Why is the price higher? Is it inflation? Nope. While there has been inflation over the last year, it's not been *that* damn much.

Gold is up because it's a thing that people buy when they are worried. It's a hedge, a store of value for when the markets are questionable and people lose faith in the country, the currency, the government. Analysts (who don't know much more than we do) blame rising geopolitical tensions and softer monetary policy for the push. They might be on to something, there. Countries are buying up gold through their central banks because they're uncertain about the dollar.

Date: 2026-01-19 09:04 pm (UTC)
spiffikins: (Default)
From: [personal profile] spiffikins
My friend's dad, in his later years, had a touch of paranoia - he ended up spending a LOT of money buying and hoarding gold. He overpaid for some of it - but a decade later, it's still worth MUCH more than he paid for it - and my friend has been selling it slowly to help pay expenses, rather than cashing in retirement funds when the market was low, and taking a loss.

The numbers are still crazy to me though!

Date: 2026-01-19 09:56 pm (UTC)
ranunculus: (Default)
From: [personal profile] ranunculus
I haven't invested in gold or silver but I am fairly certain we are on the edge of a financial meltdown. I was 100% correct with the Tech crash in 2000. We could clearly see it coming and insisted that we did NOT want a fancy mortgage with a balloon payment plan. Nope, fixed 30 year was our choice against the advice of all the financial people who were trying to "advise" us. I'm seeing the same kind of signals now, perhaps worse because the political climate isn't one that I trust to deal well with that kind of challenge. I'm very happy that the Fed Chairman is holding the line and not letting political pressure sway him.
I have a tiny portfolio of investments left to me by my mother. I've been very happy with the way my broker has invested them - but he strongly feels that the economy is fine. On my list of things to do is to tell him to transition my money into funds that can do ok, or even well in a recession. Should have done it a couple of months ago.

Date: 2026-01-19 10:20 pm (UTC)
spiffikins: (Default)
From: [personal profile] spiffikins
What kind of funds will continue to do well in a recession? I'm in index funds, but if the whole market crashes, then the index funds will crash too!

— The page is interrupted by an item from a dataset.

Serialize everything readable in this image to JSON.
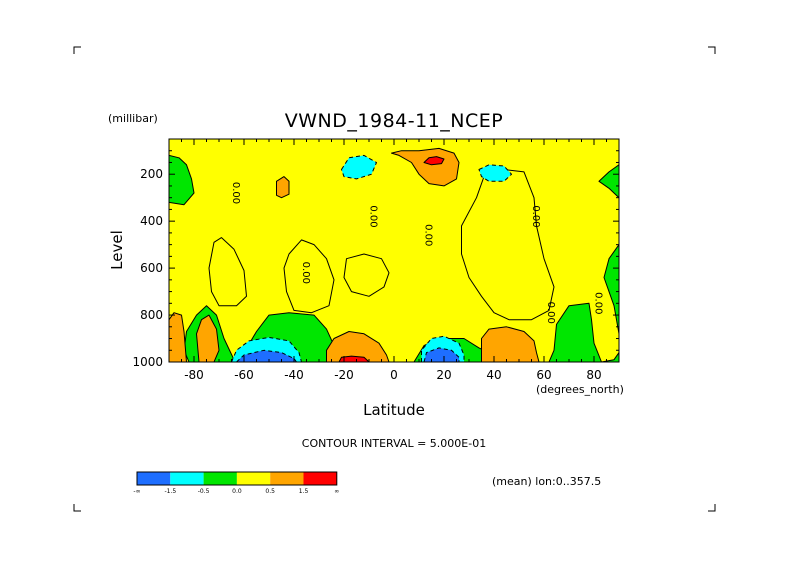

Date: 2026-01-19 11:00 pm (UTC)
ranunculus: (Default)
From: [personal profile] ranunculus
That is a question for a professional. I'm not. But I have been told that there are all kinds of investments that are "safer" and some that will even make money in a recessionary environment.

Date: 2026-01-19 11:15 pm (UTC)
ranunculus: (Default)
From: [personal profile] ranunculus
When I was young I used to haul an old portable radio out to fix fences. One of the only programs I regularly listened to (because it was the only thing I could tune into) was a financial program. It gave me the basics of how finance worked. That was about 40 years ago. Things have changed a lot since then and I'm not up with all the most recent offerings. That is why I have a financial person to actually do the investing.